First published in the Jan. 21 print issue of the Glendale News-Press.
By Gavin J. Quinton
The Glendale City Council held the first of its “Council in Your Neighborhood” meetings, in the Rancho Equestrian Neighborhood Wednesday, discussing matters of importance to the historic horse-friendly area that stretches from Glendale to Burbank along Riverside Drive and the Los Angeles River.
Councilmembers and the community alike praised the event, which seeks to connect neighborhoods with their local government.
Discussions were more open than standard City Council meetings, and staff encouraged comments from residents throughout the evening. Discussed during the Wednesday gathering were issues related to equestrian facilities, which have been battered by recent storms, the Verdugo Wash Visioning project, parks projects, an innovative manure collection program and the housing element.
“It was my intention when I became mayor to make sure that my colleagues [and I] are meeting with the community as often as possible in places where the community frequents,” Glendale Mayor Ardy Kassakhian told the News-Press.
The heart of the neighborhood — the Los Angeles Equestrian Center — is located at the northern tip of Griffith Park in Burbank near the Glendale border. There, equestrians can access tracks and trails with ease, receive training and board their horses.
“When you drive through this part of Glendale, and you notice the unique architecture of some of the homes, once you get beyond those gates, you find a very unique lifestyle that our residents are keeping alive through the caring and keeping of horses,” Kassakhian said during the meeting.
The city recently implemented a manure collection program: Repurposing horse droppings that otherwise would wind up in landfills but are now used to fertilize Glendale plants.
The city also has the only publicly available horse arena, where residents can take their horses to play, expelling their pent-up energy, said resident Liz Radley, president of the Glendale Rancho Equine Advisory Committee.
“One of the reasons we are so grateful for it is when horses are penned up for days, like kids, they want to come out and play. We can set them loose to play and run around so that they are safe to ride on the trails,” Radley said.

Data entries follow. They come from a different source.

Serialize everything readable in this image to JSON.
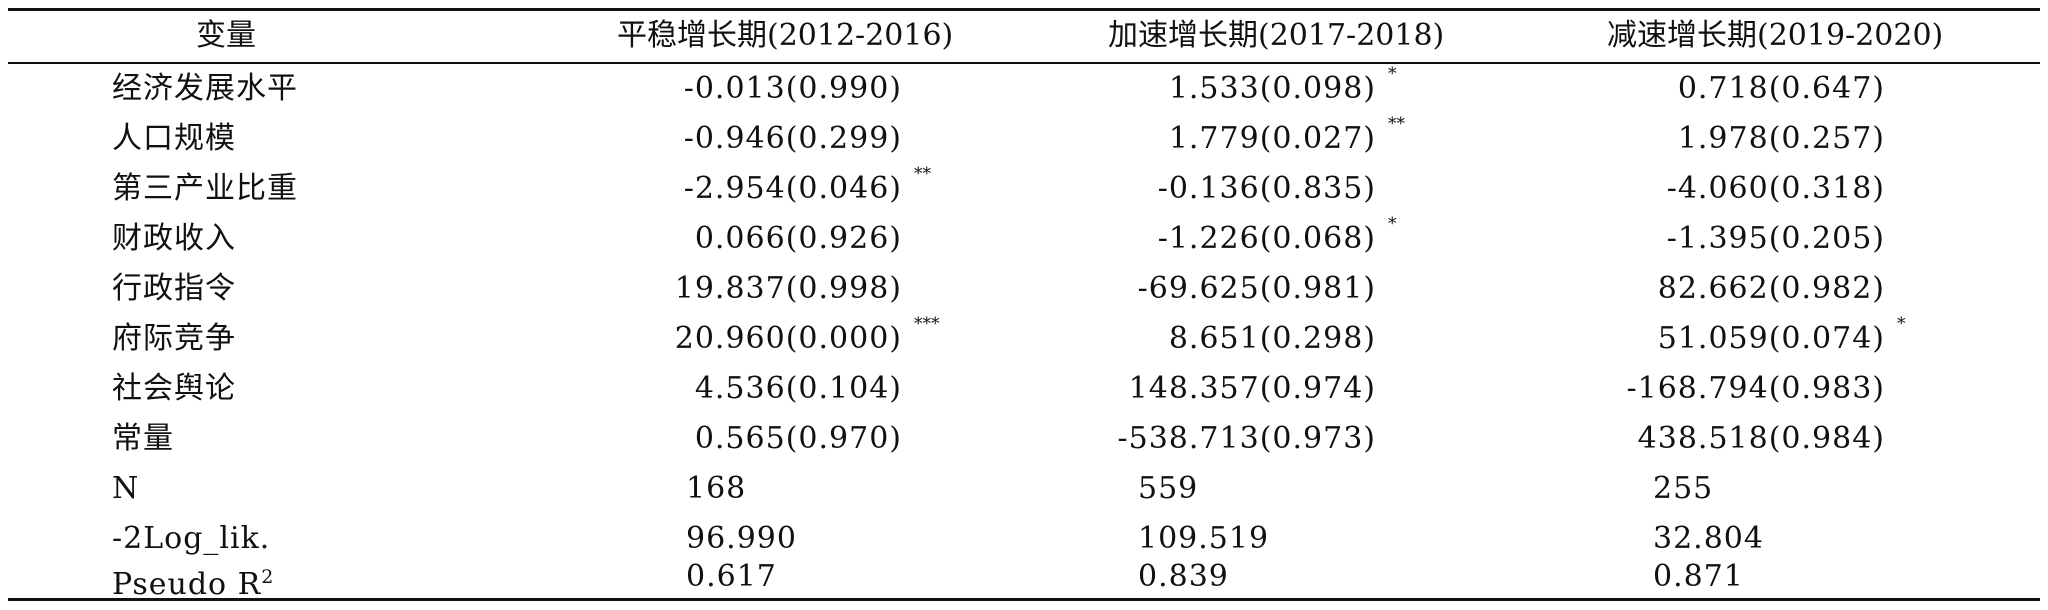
{
  "headers": [
    "变量",
    "平稳增长期(2012-2016)",
    "加速增长期(2017-2018)",
    "减速增长期(2019-2020)"
  ],
  "rows": [
    {
      "label": "经济发展水平",
      "c1": "-0.013(0.990)",
      "s1": "",
      "c2": "1.533(0.098)",
      "s2": "*",
      "c3": "0.718(0.647)",
      "s3": ""
    },
    {
      "label": "人口规模",
      "c1": "-0.946(0.299)",
      "s1": "",
      "c2": "1.779(0.027)",
      "s2": "**",
      "c3": "1.978(0.257)",
      "s3": ""
    },
    {
      "label": "第三产业比重",
      "c1": "-2.954(0.046)",
      "s1": "**",
      "c2": "-0.136(0.835)",
      "s2": "",
      "c3": "-4.060(0.318)",
      "s3": ""
    },
    {
      "label": "财政收入",
      "c1": "0.066(0.926)",
      "s1": "",
      "c2": "-1.226(0.068)",
      "s2": "*",
      "c3": "-1.395(0.205)",
      "s3": ""
    },
    {
      "label": "行政指令",
      "c1": "19.837(0.998)",
      "s1": "",
      "c2": "-69.625(0.981)",
      "s2": "",
      "c3": "82.662(0.982)",
      "s3": ""
    },
    {
      "label": "府际竞争",
      "c1": "20.960(0.000)",
      "s1": "***",
      "c2": "8.651(0.298)",
      "s2": "",
      "c3": "51.059(0.074)",
      "s3": "*"
    },
    {
      "label": "社会舆论",
      "c1": "4.536(0.104)",
      "s1": "",
      "c2": "148.357(0.974)",
      "s2": "",
      "c3": "-168.794(0.983)",
      "s3": ""
    },
    {
      "label": "常量",
      "c1": "0.565(0.970)",
      "s1": "",
      "c2": "-538.713(0.973)",
      "s2": "",
      "c3": "438.518(0.984)",
      "s3": ""
    }
  ],
  "stats": [
    {
      "label": "N",
      "c1": "168",
      "c2": "559",
      "c3": "255"
    },
    {
      "label": "-2Log_lik.",
      "c1": "96.990",
      "c2": "109.519",
      "c3": "32.804"
    },
    {
      "label": "Pseudo R",
      "label_sup": "2",
      "c1": "0.617",
      "c2": "0.839",
      "c3": "0.871"
    }
  ]
}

The city is also in the process of increasing access to trails. The Glendale Narrows Riverwalk is a trail that runs along the north bank of the Los Angeles River opposite Griffith Park from Bette Davis Park past DreamWorks Studios to the 134 Freeway. After completion, the Riverwalk will provide approximately one mile of trails for bicyclists and pedestrians that will include parks, rest areas, river overlooks, an equestrian facility and a garden bridge connecting the Riverwalk to Griffith Park. There is currently only one bridge connecting the Rancho with Griffith Park, and it is in Burbank.

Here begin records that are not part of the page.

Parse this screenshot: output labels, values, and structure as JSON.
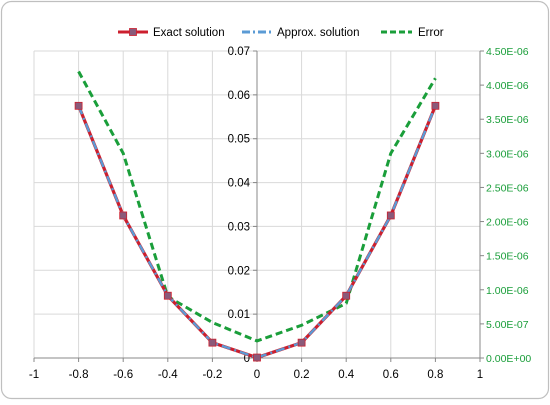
{
  "chart_data": {
    "type": "line",
    "title": "",
    "xlabel": "",
    "ylabel": "",
    "xlim": [
      -1,
      1
    ],
    "ylim_left": [
      0,
      0.07
    ],
    "ylim_right": [
      0,
      4.5e-06
    ],
    "grid": true,
    "legend_position": "top",
    "x_ticks": [
      "-1",
      "-0.8",
      "-0.6",
      "-0.4",
      "-0.2",
      "0",
      "0.2",
      "0.4",
      "0.6",
      "0.8",
      "1"
    ],
    "y_left_ticks": [
      "0",
      "0.01",
      "0.02",
      "0.03",
      "0.04",
      "0.05",
      "0.06",
      "0.07"
    ],
    "y_right_ticks": [
      "0.00E+00",
      "5.00E-07",
      "1.00E-06",
      "1.50E-06",
      "2.00E-06",
      "2.50E-06",
      "3.00E-06",
      "3.50E-06",
      "4.00E-06",
      "4.50E-06"
    ],
    "x": [
      -0.8,
      -0.6,
      -0.4,
      -0.2,
      0,
      0.2,
      0.4,
      0.6,
      0.8
    ],
    "series": [
      {
        "name": "Exact solution",
        "axis": "left",
        "color": "#cc1f2e",
        "style": "solid-square-markers",
        "values": [
          0.0575,
          0.0325,
          0.0142,
          0.0035,
          0.0001,
          0.0035,
          0.0142,
          0.0325,
          0.0575
        ]
      },
      {
        "name": "Approx. solution",
        "axis": "left",
        "color": "#5b9bd5",
        "style": "dash-dot",
        "values": [
          0.0575,
          0.0325,
          0.0142,
          0.0035,
          0.0001,
          0.0035,
          0.0142,
          0.0325,
          0.0575
        ]
      },
      {
        "name": "Error",
        "axis": "right",
        "color": "#1a9e3a",
        "style": "dashed",
        "values": [
          4.2e-06,
          3e-06,
          9e-07,
          5.2e-07,
          2.5e-07,
          4.8e-07,
          8e-07,
          3e-06,
          4.1e-06
        ]
      }
    ]
  }
}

On the Burbank side of the Rancho Equestrian Neighborhood, neighbors have spoken out against several multi-family housing units, citing zoning concerns and stressing that increased housing density and traffic could endanger horses and riders. One such development is mere feet away from the suspension bridge on Mariposa Avenue. Horse riders have expressed concerns about the proximity of the construction projects to the bridge, citing an incident in which a horse was spooked by noise, and bucked its rider into the nearby river.
The Council is planning several meetings in other neighborhoods throughout Glendale, and hope to address the area-specific problems that residents may not otherwise be available to communicate.
“I think we are better public servants when we hear from the public regularly,” Kassakhian said. “And I think the public has greater confidence that we are making decisions that are in their very best interest when they are able to express their concerns directly to council members and staff.”